Neohelice granulata is a species of crab in the family Varunidae, and the only species in the genus Neohelice. In 2009, it was estimated that N. granulata was the sixth most studied species of crab.

==Distribution and ecology==
Neohelice is found in the south-western Atlantic Ocean, from the Laguna Araruama in Rio de Janeiro state, Brazil to the Golfo San José (on the north side of the Valdes Peninsula in Patagonia, Argentina). The diet of Neohelice in the wild most consists of sediment, Spartina and plant-derived detritus.

==Taxonomic history==
The first report of Neohelice was probably that made by Alcide d'Orbigny during an expedition to South America between 1826 and 1834. He included details of the crab's ecology, including their burrows, but did not name the species.

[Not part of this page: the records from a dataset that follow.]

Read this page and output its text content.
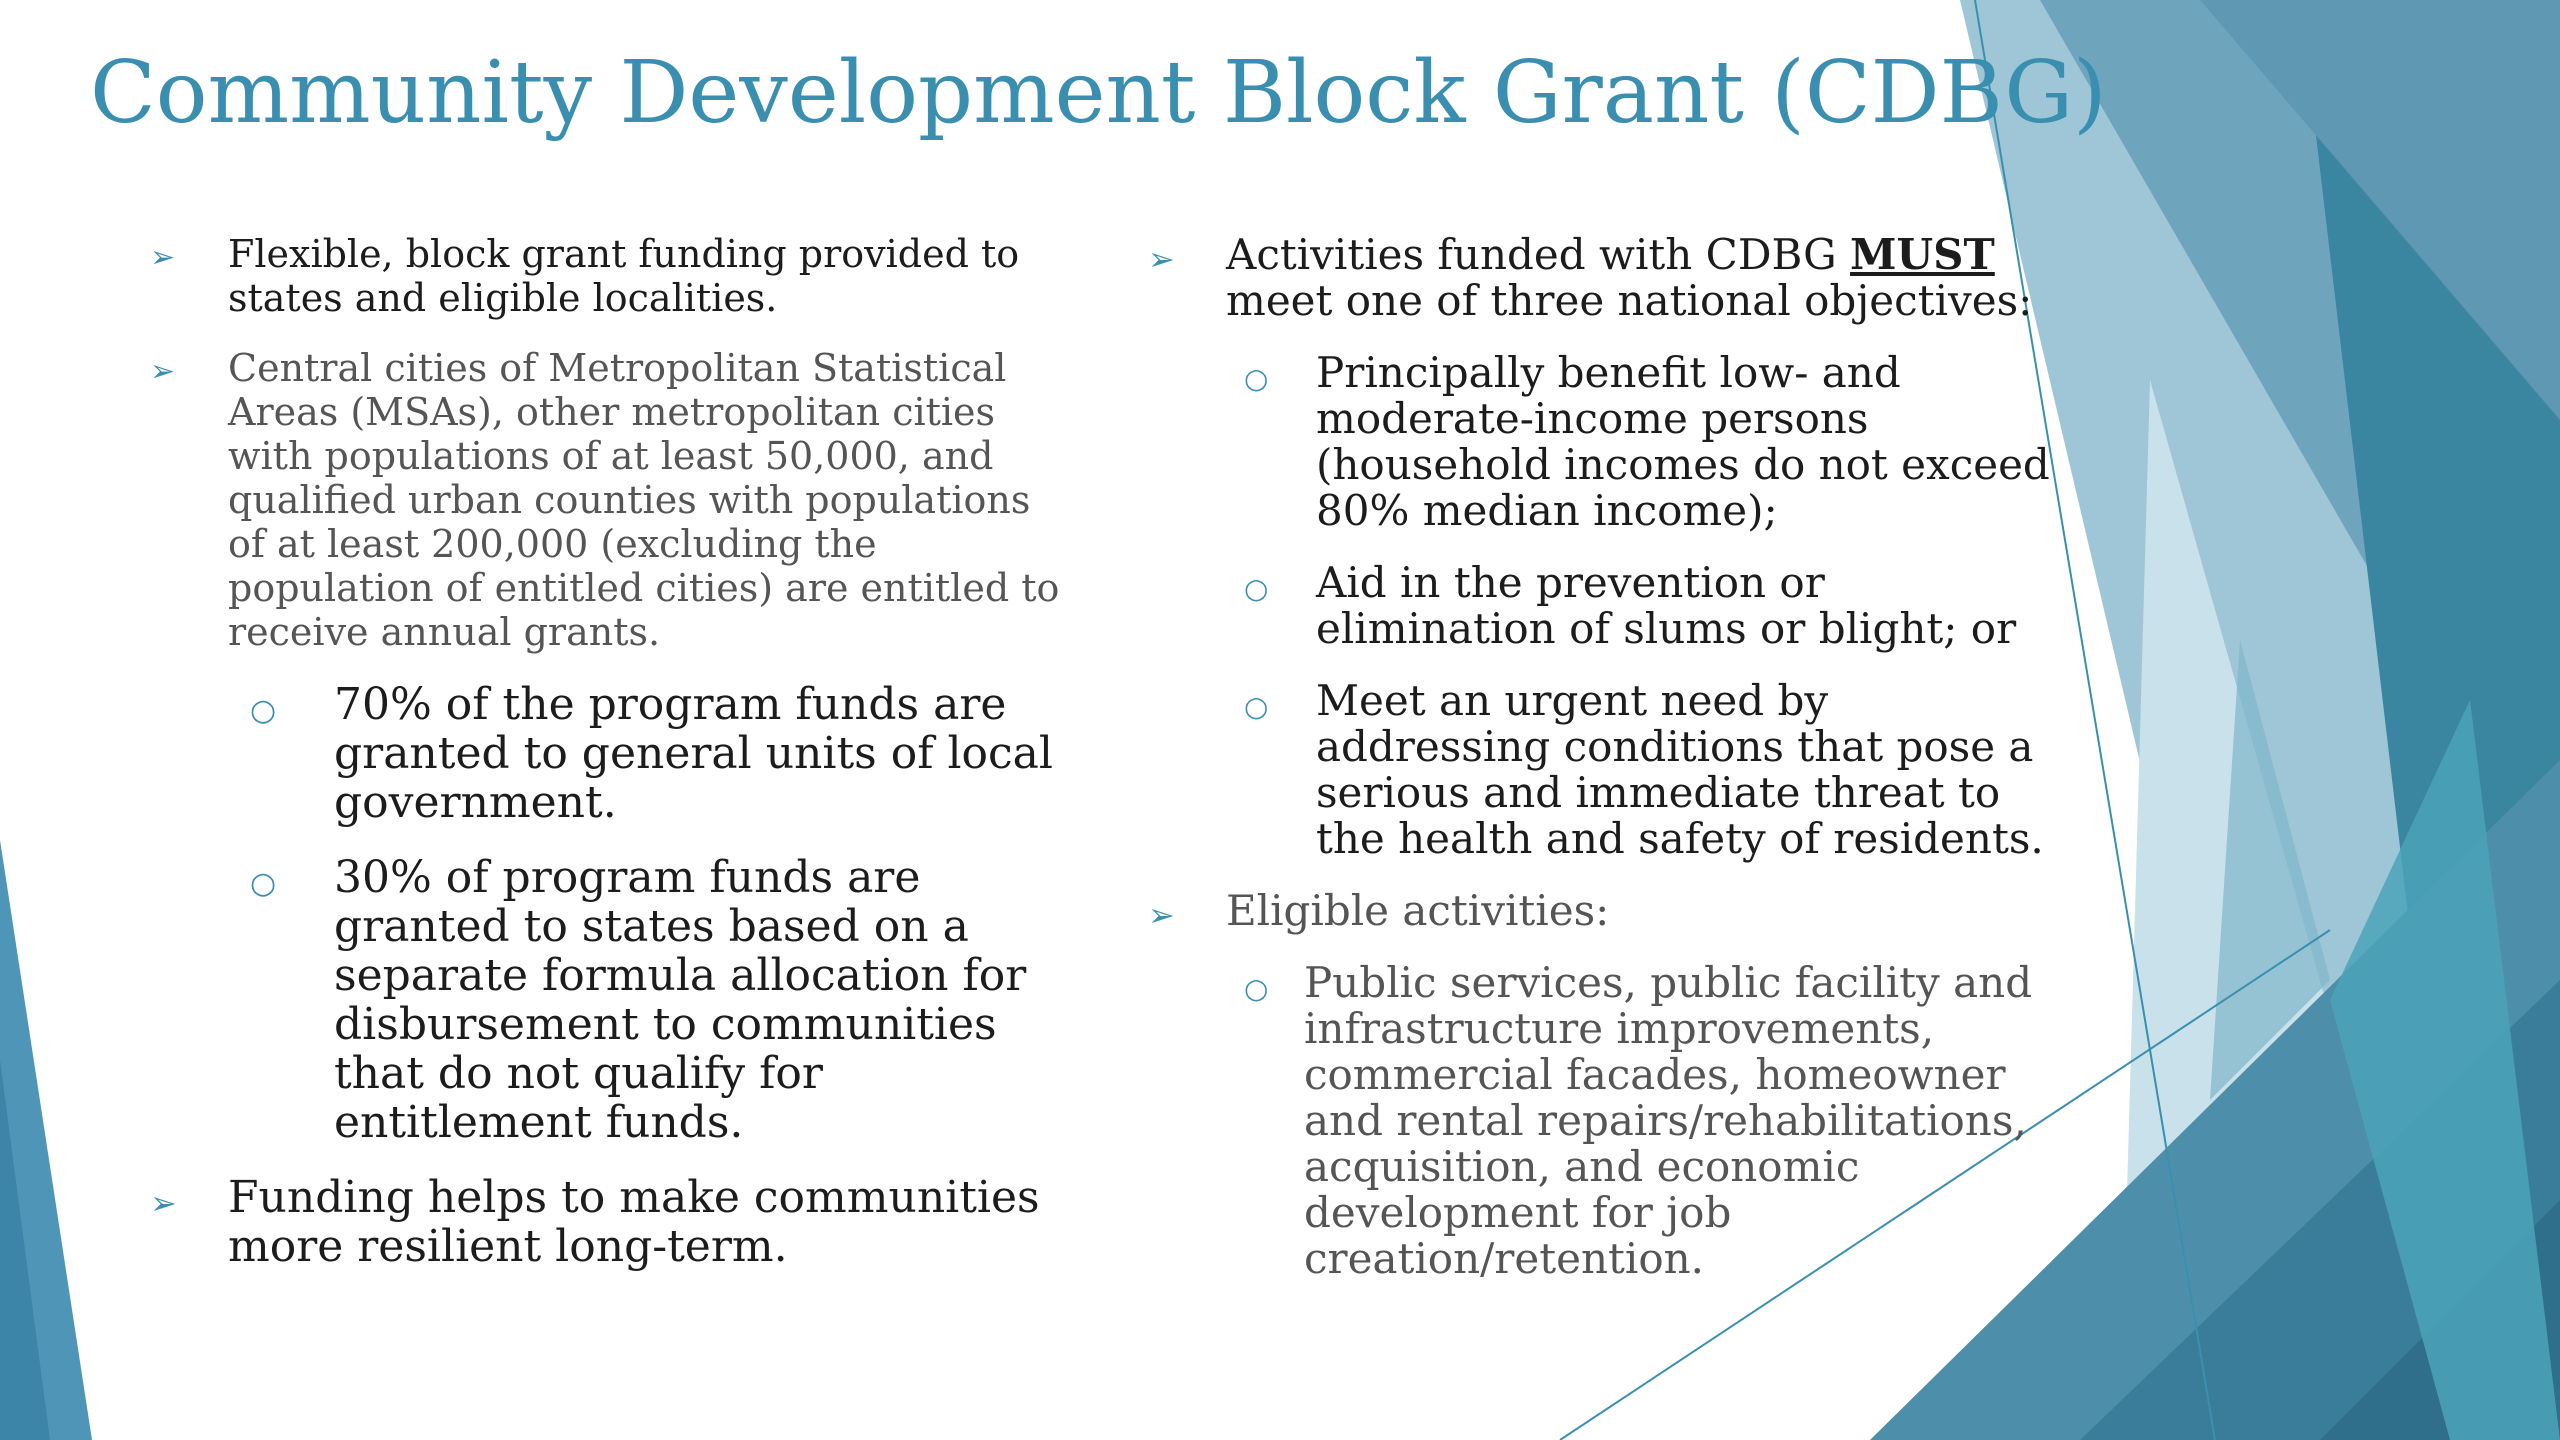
Community Development Block Grant (CDBG)
➢ Flexible, block grant funding provided to states and eligible localities.
➢ Central cities of Metropolitan Statistical Areas (MSAs), other metropolitan cities with populations of at least 50,000, and qualified urban counties with populations of at least 200,000 (excluding the population of entitled cities) are entitled to receive annual grants.
○ 70% of the program funds are granted to general units of local government.
○ 30% of program funds are granted to states based on a separate formula allocation for disbursement to communities that do not qualify for entitlement funds.
➢ Funding helps to make communities more resilient long-term.
➢ Activities funded with CDBG MUST
meet one of three national objectives:
○ Principally benefit low- and moderate-income persons (household incomes do not exceed 80% median income);
○ Aid in the prevention or elimination of slums or blight; or
○ Meet an urgent need by addressing conditions that pose a serious and immediate threat to the health and safety of residents.
➢ Eligible activities:
○ Public services, public facility and infrastructure improvements, commercial facades, homeowner and rental repairs/rehabilitations, acquisition, and economic development for job creation/retention.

The first person to describe the species taxonomically was James Dwight Dana, who named it Chasmagnathus granulatus in his 1851 work reporting the results of the United States Exploring Expedition (also known as the "Wilkes expedition"). In 1918, Mary J. Rathbun redescribed the species under the modified name "Chasmagnathus granulata", which remained in occasional use along Dana's name until 2006, when Katushi Sakai, Michael Türkay and Si-Liang Yang revised the genera Helice and Chasmagnathus. They restricted both genera to those species occurring in East Asia, and erected a new genus for C. granulatus, which thus became Neohelice granulata, as well as the genera Austrohelice and Pseudohelice.

==Importance==
Neohelice granulata has emerged since the 1980s as a model species in a variety of biological fields. Much of the scientific research has focused on the species' tolerance of both fresh water and brine (euryhalinity) and its semiterrestrial habit. It has also been investigated for research into neurophysiology, neurobiology of learning and memory, toxicology and ecosystem dynamics. Such breadth of study is unusual for a model organism. In 2009, Eduardo Spivak tallied the number of scientific papers published about different crab species over the previous 23 years, and found that Neohelice granulata was the sixth most studied crab species, after Carcinus maenas, Callinectes sapidus, Scylla serrata, Cancer pagurus and Metacarcinus magister, but ahead of the invasive and edible Chinese mitten crab (Eriocheir sinensis) and the commercially important "snow crab", Chionoecetes opilio.